SUMMARY: AddressSanitizer: FPE /src/opus/celt/quant_bands.c:277:62 in quant_coarse_energy
==13==ABORTING
MS: 0 ; base unit: 0000000000000000000000000000000000000000
artifact_prefix='./'; Test unit written to ./crash-338c3f1b4b97226bc60bc41038becbc6de06b28f
stat::number_of_executed_units: 2
stat::average_exec_per_sec:     0
stat::new_units_added:          0
stat::slowest_unit_time_sec:    0
stat::peak_rss_mb:              33

5. Harness

#include <stdio.h> 
#include <stdlib.h> 
#include <stdint.h> 
#include <string.h> 
#include "quant_bands.h"
#include <stddef.h>

void quant_coarse_energy(const CELTMode *m, int start, int end, int effEnd, const celt_glog *eBands, 
                         celt_glog *oldEBands, uint32_t budget, celt_glog *error, ec_enc *enc, 
                         int C, int LM, int nbAvailableBytes, int force_intra, opus_val32 *delayedIntra, 
                         int two_pass, int loss_rate, int lfe);

int LLVMFuzzerTestOneInput(const uint8_t *Data, size_t Size) {
    static celt_glog eBands[20];
    static celt_glog oldEBands[20];
    static celt_glog error;
    static CELTMode mode;  
    static ec_enc enc;     

    if (Size < 4) return 0;

    int C = Data[0] % 2;      
    int LM = Data[1] % 2;     
    int two_pass = Data[2] % 2;
    int loss_rate = Data[3] % 101; 
    int lfe = (Data[4] % 2);  

    opus_val32 delayedIntra = 0;
    if (Size >= 8) {
        memcpy(&delayedIntra, Data + 4, sizeof(opus_val32));
    }

    size_t copy_size = sizeof(celt_glog) * 20;
    if (Size >= copy_size * 2) {
        memcpy(eBands, Data + 8, copy_size);
        memcpy(oldEBands, Data + 8 + copy_size, copy_size);
    } else {
        memset(eBands, 0, copy_size);
        memset(oldEBands, 0, copy_size);
    }

    quant_coarse_energy(&mode, 0, 20, 20, eBands, oldEBands, 500, &error, &enc, 
                        C, LM, 60, 0, &delayedIntra, two_pass, loss_rate, lfe);

    return 0;
}

[mark4o]

quant_coarse_energy() is an internal function, not part of the API, and you are calling it with invalid arguments.
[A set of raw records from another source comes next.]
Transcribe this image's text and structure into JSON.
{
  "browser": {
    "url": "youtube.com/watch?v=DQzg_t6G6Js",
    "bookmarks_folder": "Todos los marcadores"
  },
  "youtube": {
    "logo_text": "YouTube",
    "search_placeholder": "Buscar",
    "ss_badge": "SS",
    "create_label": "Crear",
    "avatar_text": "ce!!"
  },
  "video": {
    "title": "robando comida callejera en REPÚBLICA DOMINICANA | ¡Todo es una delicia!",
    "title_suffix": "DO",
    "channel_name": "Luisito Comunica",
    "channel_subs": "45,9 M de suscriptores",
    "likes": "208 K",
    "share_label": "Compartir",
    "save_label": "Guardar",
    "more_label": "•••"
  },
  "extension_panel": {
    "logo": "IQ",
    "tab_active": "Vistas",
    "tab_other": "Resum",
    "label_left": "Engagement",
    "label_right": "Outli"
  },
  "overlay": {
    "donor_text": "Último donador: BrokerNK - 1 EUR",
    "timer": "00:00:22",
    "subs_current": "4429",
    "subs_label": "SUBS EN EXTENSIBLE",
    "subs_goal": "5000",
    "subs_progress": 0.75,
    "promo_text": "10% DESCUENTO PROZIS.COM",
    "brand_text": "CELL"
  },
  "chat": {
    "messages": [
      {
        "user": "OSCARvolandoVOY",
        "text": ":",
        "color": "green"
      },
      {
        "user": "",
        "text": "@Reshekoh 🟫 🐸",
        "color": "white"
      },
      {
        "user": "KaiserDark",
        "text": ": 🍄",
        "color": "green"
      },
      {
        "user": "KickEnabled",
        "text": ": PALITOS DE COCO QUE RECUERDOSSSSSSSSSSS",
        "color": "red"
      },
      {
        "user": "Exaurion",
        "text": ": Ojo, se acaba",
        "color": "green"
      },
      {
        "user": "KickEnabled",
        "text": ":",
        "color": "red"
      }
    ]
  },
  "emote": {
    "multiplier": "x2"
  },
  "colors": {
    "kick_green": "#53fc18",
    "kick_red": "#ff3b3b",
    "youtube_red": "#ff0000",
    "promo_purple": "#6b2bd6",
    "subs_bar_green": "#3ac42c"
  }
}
The Opus encoder cannot call this function with the arguments that you are passing, such as C=0. This report is invalid.

[xt-cve]

I understand that quant_coarse_energy() is internal, but the issue was discovered using harness, which tests how the encoder interacts with this function. While it's not part of the public API, passing invalid arguments could lead to issues down the line, especially as new features are developed. Even for internal functions, it’s important to validate inputs like these proactively to prevent potential future problems.

[jmvalin]

If you're actually able to cause the decoder to call quant_coarse_energy() with C=0, then that would actually be a bug. Otherwise, this is no different than saying there's a critical bug in libc because calling memset(NULL, 0, 1000000) causes a crash.